The questions that we should now ask are- what are the priorities that the Policy Makers and the Responsible Institutions and Conference Participants of the Republic of Mauritius have established in light of the different International Conventions and Protocols adhered to?  Has the Opposition of the National Assembly, which is the shadow government, established any Work Plan for the security and protection of the citizens?  The citizens of the Republic of Mauritius have experienced three Extreme Floods within 5 years-26 March 2008, 13 February 2013 and 30 March 2013. A Fact Finding Committee was appointed within 10 days by the government after the 2008 event when 4 persons died.
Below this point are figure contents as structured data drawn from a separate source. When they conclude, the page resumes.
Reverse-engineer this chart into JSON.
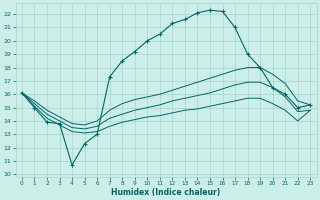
{
  "xlabel": "Humidex (Indice chaleur)",
  "bg_color": "#cceee8",
  "grid_color": "#a8d4cc",
  "line_color": "#006666",
  "xlim": [
    -0.5,
    23.5
  ],
  "ylim": [
    9.8,
    22.8
  ],
  "yticks": [
    10,
    11,
    12,
    13,
    14,
    15,
    16,
    17,
    18,
    19,
    20,
    21,
    22
  ],
  "xticks": [
    0,
    1,
    2,
    3,
    4,
    5,
    6,
    7,
    8,
    9,
    10,
    11,
    12,
    13,
    14,
    15,
    16,
    17,
    18,
    19,
    20,
    21,
    22,
    23
  ],
  "curve1_x": [
    0,
    1,
    2,
    3,
    4,
    5,
    6,
    7,
    8,
    9,
    10,
    11,
    12,
    13,
    14,
    15,
    16,
    17,
    18,
    19,
    20,
    21,
    22,
    23
  ],
  "curve1_y": [
    16.1,
    15.0,
    13.9,
    13.8,
    10.7,
    12.3,
    13.0,
    17.3,
    18.5,
    19.2,
    20.0,
    20.5,
    21.3,
    21.6,
    22.1,
    22.3,
    22.2,
    21.0,
    19.0,
    18.0,
    16.5,
    16.0,
    15.0,
    15.2
  ],
  "curve2_x": [
    0,
    1,
    2,
    3,
    4,
    5,
    6,
    7,
    8,
    9,
    10,
    11,
    12,
    13,
    14,
    15,
    16,
    17,
    18,
    19,
    20,
    21,
    22,
    23
  ],
  "curve2_y": [
    16.1,
    15.5,
    14.8,
    14.3,
    13.8,
    13.7,
    14.0,
    14.8,
    15.3,
    15.6,
    15.8,
    16.0,
    16.3,
    16.6,
    16.9,
    17.2,
    17.5,
    17.8,
    18.0,
    18.0,
    17.5,
    16.8,
    15.5,
    15.2
  ],
  "curve3_x": [
    0,
    1,
    2,
    3,
    4,
    5,
    6,
    7,
    8,
    9,
    10,
    11,
    12,
    13,
    14,
    15,
    16,
    17,
    18,
    19,
    20,
    21,
    22,
    23
  ],
  "curve3_y": [
    16.1,
    15.3,
    14.5,
    14.0,
    13.5,
    13.4,
    13.6,
    14.2,
    14.5,
    14.8,
    15.0,
    15.2,
    15.5,
    15.7,
    15.9,
    16.1,
    16.4,
    16.7,
    16.9,
    16.9,
    16.5,
    15.8,
    14.7,
    14.8
  ],
  "curve4_x": [
    0,
    1,
    2,
    3,
    4,
    5,
    6,
    7,
    8,
    9,
    10,
    11,
    12,
    13,
    14,
    15,
    16,
    17,
    18,
    19,
    20,
    21,
    22,
    23
  ],
  "curve4_y": [
    16.1,
    15.1,
    14.2,
    13.7,
    13.2,
    13.1,
    13.2,
    13.6,
    13.9,
    14.1,
    14.3,
    14.4,
    14.6,
    14.8,
    14.9,
    15.1,
    15.3,
    15.5,
    15.7,
    15.7,
    15.3,
    14.8,
    14.0,
    14.8
  ]
}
Today 30 September 2013, marks 6 months since 11 persons were drowned in the Flash Flood of 30 March 2013. There is no enquiry and/or impact assessment that has been appointed to limelight the event.

The Speaker of the National Assembly turned a deaf ear to my request of 22 March 2013 in which I was ringing the ‘Alarum Bell’ on the oncoming Flash Flood of 30 March 2013. Prime Minister Ramgoolam who is the head of Government declared that ‘even God is not capable to know what has happened to us’. Honourable Ganoo, who is the Leader of Opposition, said it is an ‘Act of God’. Researchers and Impact Assessors are well acquainted to such comments, which are uttered when the Policy Makers try to defend their Failure in Managing Disasters. Moreover, PM Ramgoolam who was at the UN General Assembly, on 28 September 2013, made a statement on issues related to Climate and Weather. It was merely the ‘lamentable echo noise of an empty barrel’. That is why, at page 30 of my famous document of 28 May 2011 which I have submitted to the Government Leaders and to the Opposition Leaders, I have mentioned:

You, who are Policy Makers, are from the Intellectual Elite of the 87% of the literate society of Mauritius. If I try to calibrate you in Natural Hazards Literacy, I am sure you will fall in the lower level of the pass mark”.
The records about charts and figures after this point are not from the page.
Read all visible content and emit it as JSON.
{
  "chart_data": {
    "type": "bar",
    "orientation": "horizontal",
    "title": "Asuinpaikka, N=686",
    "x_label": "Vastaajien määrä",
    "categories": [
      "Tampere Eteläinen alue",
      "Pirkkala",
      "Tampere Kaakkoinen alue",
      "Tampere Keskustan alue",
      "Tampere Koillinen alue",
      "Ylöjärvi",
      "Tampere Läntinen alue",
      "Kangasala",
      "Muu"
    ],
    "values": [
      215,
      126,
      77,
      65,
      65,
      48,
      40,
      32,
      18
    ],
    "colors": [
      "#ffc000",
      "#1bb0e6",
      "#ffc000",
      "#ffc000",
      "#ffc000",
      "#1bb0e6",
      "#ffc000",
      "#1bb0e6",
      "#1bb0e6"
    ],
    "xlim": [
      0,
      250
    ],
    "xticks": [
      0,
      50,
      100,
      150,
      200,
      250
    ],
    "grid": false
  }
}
The Policy Makers are not literate in basics and elementary knowledge of Disasters. Obviously, they are incapable of educating the population and of adopting a Work Plan. Catastrophically, they ‘put people last’. As a consequence, loss of lives and damage to property become inevitable, and thus they unveil their poor strategy of unsustainable development and of ill-governance, contrary to the various Conventions and Protocols adhered.

This is strictly for educational purposes.

PREABRUTH KANHYE.                                    30 SEPTEMBER 2013.